E&T News: Cyber assault wreaks havoc on Ukraine and infects major global companies' IT systems
Latest malware strike hits eastern European countries hard but also infects computers of global shipping giant Maersk, French manufacturing giant Saint-Gobain and other major companies worldwide.
By Josh Loeb
Container shipping and oil and gas production are among the sectors that have been hit by the latest major international cyber strike, which has wrought particular havoc on critical infrastructure in Ukraine – a country that has regularly found itself in the cross-hairs of cyber criminals in recent years.
A form of powerful malware, believed to be related to a ransomware tool called Petrwrap, disrupted radiation checks at the Chernobyl power plant and the infected IT systems of the country’s national bank, it emerged last night.
Ukraine’s postal service, the country’s largest airport systems and the Kiev Metro system were also hit. The country’s Deputy Prime Minister Pavlo Rozenko posted a picture of a darkened computer screen on Twitter, saying the computer system at the government’s headquarters had been shut down. The eastern European country’s power network has also allegedly fallen victim yet again, following previous blackouts caused by cyber interference last year and in 2015.
The virus, which renders computers virtually inaccessible by encrypting their hard drives and then demands a ransom to be paid in untraceable bitcoin, is also known to have affected major companies internationally including the Spanish food group that owns Cadbury, French manufacturer Saint-Gobain, US pharmaceutical firm Merck and Danish shipping company Maersk.
Russia’s top oil producer Rosneft also said its servers had been hit by the cyber weapon but its oil production was unaffected.
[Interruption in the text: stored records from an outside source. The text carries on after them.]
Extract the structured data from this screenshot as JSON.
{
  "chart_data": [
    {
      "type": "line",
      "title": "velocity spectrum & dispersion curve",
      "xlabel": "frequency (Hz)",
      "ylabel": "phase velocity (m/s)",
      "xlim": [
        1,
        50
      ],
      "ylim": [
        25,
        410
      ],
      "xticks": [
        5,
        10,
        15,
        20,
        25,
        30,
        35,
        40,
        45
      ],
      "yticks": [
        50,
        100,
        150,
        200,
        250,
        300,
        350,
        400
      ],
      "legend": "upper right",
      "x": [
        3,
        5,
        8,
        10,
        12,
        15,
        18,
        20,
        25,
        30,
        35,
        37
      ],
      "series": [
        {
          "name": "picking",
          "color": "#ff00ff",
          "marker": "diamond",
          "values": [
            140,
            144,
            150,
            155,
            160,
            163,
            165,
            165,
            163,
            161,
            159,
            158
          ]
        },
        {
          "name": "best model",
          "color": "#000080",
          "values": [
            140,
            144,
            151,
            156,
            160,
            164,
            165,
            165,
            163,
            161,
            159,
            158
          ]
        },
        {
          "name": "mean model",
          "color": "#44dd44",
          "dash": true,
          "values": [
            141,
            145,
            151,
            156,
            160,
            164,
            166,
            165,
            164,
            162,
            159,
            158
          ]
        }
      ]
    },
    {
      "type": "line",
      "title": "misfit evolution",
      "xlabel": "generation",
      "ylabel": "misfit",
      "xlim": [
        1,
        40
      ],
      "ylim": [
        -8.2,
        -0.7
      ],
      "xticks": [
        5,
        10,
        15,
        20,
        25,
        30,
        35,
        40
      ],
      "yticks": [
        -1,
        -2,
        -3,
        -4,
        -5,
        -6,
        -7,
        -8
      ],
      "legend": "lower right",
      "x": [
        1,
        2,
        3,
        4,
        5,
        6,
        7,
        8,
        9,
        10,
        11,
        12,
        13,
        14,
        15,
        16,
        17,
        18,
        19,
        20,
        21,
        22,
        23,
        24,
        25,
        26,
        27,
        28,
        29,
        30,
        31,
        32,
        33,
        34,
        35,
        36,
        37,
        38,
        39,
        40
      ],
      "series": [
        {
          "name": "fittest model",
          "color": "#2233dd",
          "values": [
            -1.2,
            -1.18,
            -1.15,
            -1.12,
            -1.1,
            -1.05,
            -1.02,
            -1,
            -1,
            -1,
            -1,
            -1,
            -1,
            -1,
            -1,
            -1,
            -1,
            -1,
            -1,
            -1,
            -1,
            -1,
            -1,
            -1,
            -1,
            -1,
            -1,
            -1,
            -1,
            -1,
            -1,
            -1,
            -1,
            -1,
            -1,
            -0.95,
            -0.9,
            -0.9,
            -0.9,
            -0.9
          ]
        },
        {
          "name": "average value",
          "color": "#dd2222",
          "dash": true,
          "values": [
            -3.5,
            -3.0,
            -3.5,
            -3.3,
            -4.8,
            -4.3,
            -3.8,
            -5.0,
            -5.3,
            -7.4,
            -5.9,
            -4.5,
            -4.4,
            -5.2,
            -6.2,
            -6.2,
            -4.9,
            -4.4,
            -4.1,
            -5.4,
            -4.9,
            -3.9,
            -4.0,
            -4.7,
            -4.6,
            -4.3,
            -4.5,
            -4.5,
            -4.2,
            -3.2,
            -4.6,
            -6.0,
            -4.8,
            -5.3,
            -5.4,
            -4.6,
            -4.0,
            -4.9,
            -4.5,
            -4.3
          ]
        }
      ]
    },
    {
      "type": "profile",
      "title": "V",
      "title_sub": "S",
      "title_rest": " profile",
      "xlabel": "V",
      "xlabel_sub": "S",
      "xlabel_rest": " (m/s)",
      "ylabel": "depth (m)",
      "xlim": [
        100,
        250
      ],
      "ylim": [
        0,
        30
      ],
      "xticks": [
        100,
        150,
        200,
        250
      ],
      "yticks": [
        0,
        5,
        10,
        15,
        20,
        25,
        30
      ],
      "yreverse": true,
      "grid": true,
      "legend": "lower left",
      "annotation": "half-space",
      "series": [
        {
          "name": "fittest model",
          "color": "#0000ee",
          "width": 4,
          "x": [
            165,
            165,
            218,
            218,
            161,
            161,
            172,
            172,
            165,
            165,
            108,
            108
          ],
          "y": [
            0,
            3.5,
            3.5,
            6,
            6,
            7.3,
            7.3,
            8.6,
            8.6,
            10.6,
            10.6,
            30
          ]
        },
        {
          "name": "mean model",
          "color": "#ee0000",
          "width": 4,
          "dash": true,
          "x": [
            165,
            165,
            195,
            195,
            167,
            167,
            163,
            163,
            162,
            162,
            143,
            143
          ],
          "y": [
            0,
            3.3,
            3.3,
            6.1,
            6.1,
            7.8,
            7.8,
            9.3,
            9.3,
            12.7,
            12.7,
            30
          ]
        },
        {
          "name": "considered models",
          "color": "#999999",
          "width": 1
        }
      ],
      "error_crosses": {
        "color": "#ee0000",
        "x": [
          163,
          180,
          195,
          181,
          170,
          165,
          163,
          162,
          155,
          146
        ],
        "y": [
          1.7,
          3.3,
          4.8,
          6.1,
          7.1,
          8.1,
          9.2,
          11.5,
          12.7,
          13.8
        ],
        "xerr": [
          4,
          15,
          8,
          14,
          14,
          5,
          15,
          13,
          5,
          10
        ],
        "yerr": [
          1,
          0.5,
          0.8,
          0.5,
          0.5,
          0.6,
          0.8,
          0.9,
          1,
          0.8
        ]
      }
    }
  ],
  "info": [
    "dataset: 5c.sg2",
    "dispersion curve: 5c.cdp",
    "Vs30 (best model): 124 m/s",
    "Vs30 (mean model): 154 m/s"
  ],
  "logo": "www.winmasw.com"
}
Andrew Clarke from IT security company One Identity said: “Once the system is locked, the user is faced with a demand for a bitcoin payment to receive the unlock key.”
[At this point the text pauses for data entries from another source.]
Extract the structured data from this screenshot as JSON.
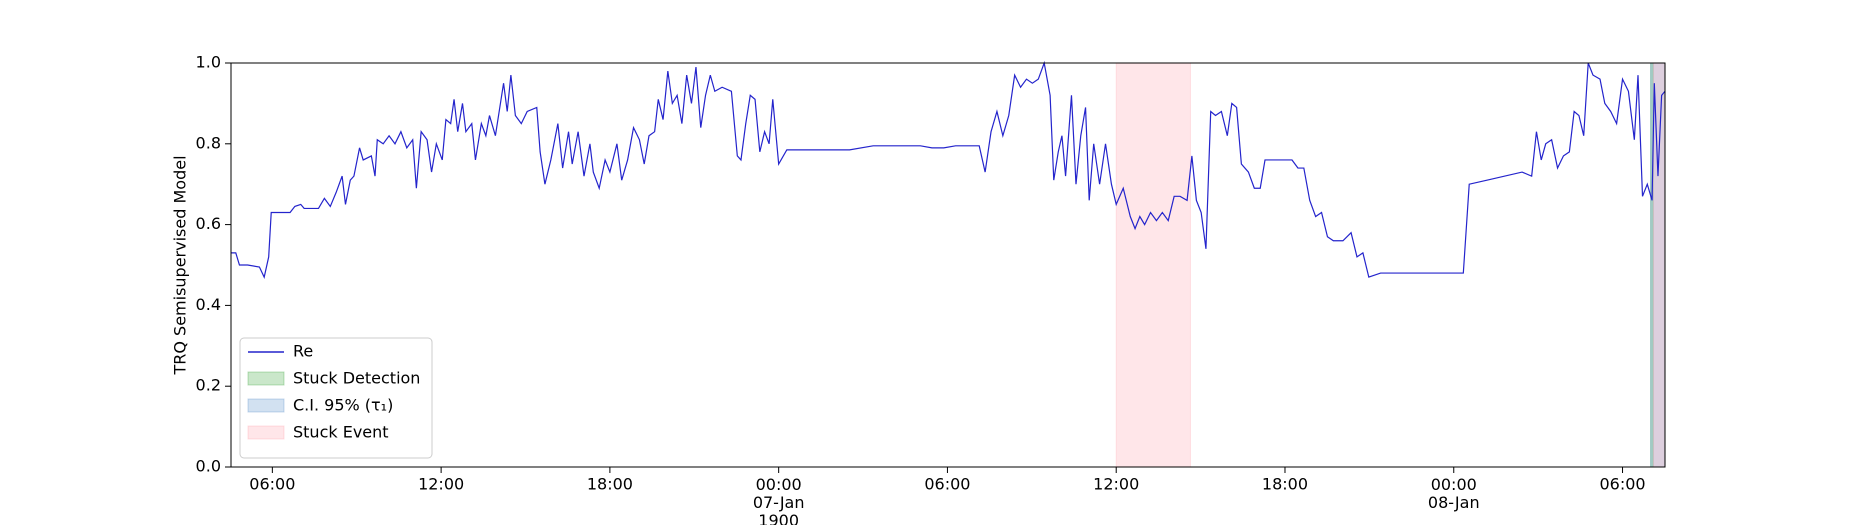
{
  "chart_data": {
    "type": "line",
    "ylabel": "TRQ Semisupervised Model",
    "x": [
      4.53,
      4.7,
      4.83,
      5.12,
      5.54,
      5.71,
      5.87,
      5.96,
      6.38,
      6.63,
      6.8,
      7.01,
      7.13,
      7.64,
      7.85,
      8.06,
      8.27,
      8.48,
      8.6,
      8.77,
      8.9,
      9.1,
      9.23,
      9.52,
      9.65,
      9.73,
      9.94,
      10.15,
      10.36,
      10.57,
      10.78,
      10.99,
      11.12,
      11.29,
      11.5,
      11.66,
      11.83,
      12.04,
      12.17,
      12.34,
      12.46,
      12.59,
      12.76,
      12.88,
      13.09,
      13.22,
      13.43,
      13.59,
      13.72,
      13.93,
      14.22,
      14.35,
      14.48,
      14.64,
      14.85,
      15.06,
      15.4,
      15.52,
      15.69,
      15.9,
      16.15,
      16.32,
      16.53,
      16.66,
      16.87,
      17.08,
      17.29,
      17.41,
      17.62,
      17.83,
      18.0,
      18.25,
      18.42,
      18.63,
      18.84,
      19.05,
      19.22,
      19.39,
      19.59,
      19.72,
      19.89,
      20.06,
      20.22,
      20.39,
      20.56,
      20.73,
      20.9,
      21.06,
      21.23,
      21.4,
      21.57,
      21.73,
      21.99,
      22.32,
      22.53,
      22.66,
      22.83,
      22.99,
      23.16,
      23.33,
      23.5,
      23.66,
      23.79,
      24.0,
      24.29,
      25.68,
      26.52,
      27.36,
      29.04,
      29.45,
      29.87,
      30.29,
      31.13,
      31.34,
      31.55,
      31.76,
      31.97,
      32.18,
      32.39,
      32.6,
      32.81,
      33.02,
      33.23,
      33.44,
      33.65,
      33.78,
      33.94,
      34.07,
      34.2,
      34.41,
      34.57,
      34.74,
      34.91,
      35.04,
      35.2,
      35.41,
      35.62,
      35.83,
      36.0,
      36.25,
      36.5,
      36.67,
      36.84,
      37.01,
      37.22,
      37.43,
      37.64,
      37.85,
      38.06,
      38.27,
      38.52,
      38.69,
      38.85,
      39.02,
      39.19,
      39.36,
      39.53,
      39.74,
      39.95,
      40.11,
      40.28,
      40.45,
      40.7,
      40.91,
      41.12,
      41.29,
      41.83,
      42.25,
      42.46,
      42.67,
      42.88,
      43.09,
      43.3,
      43.51,
      43.72,
      44.06,
      44.35,
      44.56,
      44.77,
      44.98,
      45.4,
      48.34,
      48.55,
      49.18,
      50.43,
      50.77,
      50.94,
      51.11,
      51.27,
      51.48,
      51.69,
      51.9,
      52.11,
      52.28,
      52.45,
      52.62,
      52.78,
      52.95,
      53.2,
      53.37,
      53.58,
      53.79,
      54.0,
      54.21,
      54.42,
      54.55,
      54.71,
      54.88,
      55.05,
      55.13,
      55.26,
      55.39,
      55.51
    ],
    "series": [
      {
        "name": "Re",
        "color": "#2424cc",
        "values": [
          0.53,
          0.53,
          0.5,
          0.5,
          0.495,
          0.47,
          0.52,
          0.63,
          0.63,
          0.63,
          0.645,
          0.65,
          0.64,
          0.64,
          0.665,
          0.645,
          0.68,
          0.72,
          0.65,
          0.71,
          0.72,
          0.79,
          0.76,
          0.77,
          0.72,
          0.81,
          0.8,
          0.82,
          0.8,
          0.83,
          0.79,
          0.81,
          0.69,
          0.83,
          0.81,
          0.73,
          0.8,
          0.76,
          0.86,
          0.85,
          0.91,
          0.83,
          0.9,
          0.83,
          0.85,
          0.76,
          0.85,
          0.82,
          0.87,
          0.82,
          0.95,
          0.88,
          0.97,
          0.87,
          0.85,
          0.88,
          0.89,
          0.78,
          0.7,
          0.76,
          0.85,
          0.74,
          0.83,
          0.75,
          0.83,
          0.72,
          0.8,
          0.73,
          0.69,
          0.76,
          0.73,
          0.8,
          0.71,
          0.76,
          0.84,
          0.81,
          0.75,
          0.82,
          0.83,
          0.91,
          0.86,
          0.98,
          0.9,
          0.92,
          0.85,
          0.97,
          0.9,
          0.99,
          0.84,
          0.92,
          0.97,
          0.93,
          0.94,
          0.93,
          0.77,
          0.76,
          0.85,
          0.92,
          0.91,
          0.78,
          0.83,
          0.8,
          0.91,
          0.75,
          0.785,
          0.785,
          0.785,
          0.795,
          0.795,
          0.79,
          0.79,
          0.795,
          0.795,
          0.73,
          0.83,
          0.88,
          0.82,
          0.87,
          0.97,
          0.94,
          0.96,
          0.95,
          0.96,
          1.0,
          0.92,
          0.71,
          0.78,
          0.82,
          0.72,
          0.92,
          0.7,
          0.82,
          0.89,
          0.66,
          0.8,
          0.7,
          0.8,
          0.7,
          0.65,
          0.69,
          0.62,
          0.59,
          0.62,
          0.6,
          0.63,
          0.61,
          0.63,
          0.61,
          0.67,
          0.67,
          0.66,
          0.77,
          0.66,
          0.63,
          0.54,
          0.88,
          0.87,
          0.88,
          0.82,
          0.9,
          0.89,
          0.75,
          0.73,
          0.69,
          0.69,
          0.76,
          0.76,
          0.76,
          0.74,
          0.74,
          0.66,
          0.62,
          0.63,
          0.57,
          0.56,
          0.56,
          0.58,
          0.52,
          0.53,
          0.47,
          0.48,
          0.48,
          0.7,
          0.71,
          0.73,
          0.72,
          0.83,
          0.76,
          0.8,
          0.81,
          0.74,
          0.77,
          0.78,
          0.88,
          0.87,
          0.82,
          1.0,
          0.97,
          0.96,
          0.9,
          0.88,
          0.85,
          0.96,
          0.93,
          0.81,
          0.97,
          0.67,
          0.7,
          0.66,
          0.95,
          0.72,
          0.92,
          0.93
        ]
      }
    ],
    "spans": [
      {
        "name": "Stuck Detection",
        "color": "#2ca02c",
        "ranges": [
          [
            55.0,
            55.09
          ]
        ]
      },
      {
        "name": "C.I. 95% (τ₁)",
        "color": "#4a86c8",
        "ranges": [
          [
            55.0,
            55.51
          ]
        ]
      },
      {
        "name": "Stuck Event",
        "color": "#ff9aa6",
        "ranges": [
          [
            36.0,
            38.64
          ],
          [
            55.1,
            55.51
          ]
        ]
      }
    ],
    "xlim": [
      4.53,
      55.51
    ],
    "xticks": [
      {
        "value": 6,
        "label": "06:00"
      },
      {
        "value": 12,
        "label": "12:00"
      },
      {
        "value": 18,
        "label": "18:00"
      },
      {
        "value": 24,
        "label": "00:00\n07-Jan\n1900"
      },
      {
        "value": 30,
        "label": "06:00"
      },
      {
        "value": 36,
        "label": "12:00"
      },
      {
        "value": 42,
        "label": "18:00"
      },
      {
        "value": 48,
        "label": "00:00\n08-Jan"
      },
      {
        "value": 54,
        "label": "06:00"
      }
    ],
    "ylim": [
      0.0,
      1.0
    ],
    "yticks": [
      {
        "value": 0,
        "label": "0.0"
      },
      {
        "value": 0.2,
        "label": "0.2"
      },
      {
        "value": 0.4,
        "label": "0.4"
      },
      {
        "value": 0.6,
        "label": "0.6"
      },
      {
        "value": 0.8,
        "label": "0.8"
      },
      {
        "value": 1,
        "label": "1.0"
      }
    ],
    "legend": "lower left"
  }
}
The virus usually arrives via a spam email containing a web link or an attachment, he said.
Bogdan Botezatu, a senior e-threat analyst at Bitdefender, which provides cyber-security packages for businesses, warned against paying any ransom money to attackers.
He said: “I would strongly advise against paying the ransom, because this keeps this vicious circle in which hackers get enough money to fuel even more complex malware and this is why ransomware has become so popular in just three years.
“It's a billion-dollar business and the more customers they have, the more advanced the future ransomware attacks will be.”
He said experts would work on trying to find a flaw in the ransomware in order to create a decryption tool, but added there was no guarantee that victims would get their information back.
Cyber security lawyer Robert Cattanach said the attack was “ominous” since it confirmed the sophistication of cyber criminals, whom it is believed may be state sponsored.
Cattanach said: “The lack of reported monetary gain from the most recent similar attack – WannaCry – also raises the question of the true motive of the attackers. It also highlights the reality that no sector of industry or government is immune from attack, and underscores the lack of any ability to coordinate defences cross-border, raising again the question of the proper role of government in protecting its citizens and commerce.”
The National Cyber Security Centre, which is part of UK intelligence agency GCHQ, said there was a “global ransomware incident” ongoing.
A spokesman said: “We are aware of a global ransomware incident and are monitoring the situation closely.
“The NCSC website provides advice to the public and business on how to protect your digital systems.”
UK defence secretary Michael Fallon yesterday said Britain would be prepared to send troops or authorise air strikes in retaliation for any future cyber attack that threatened the country.
Speaking at the Chatham House think tank, he also warned that Britain had the capability to carry out “offensive” cyber attacks of its own.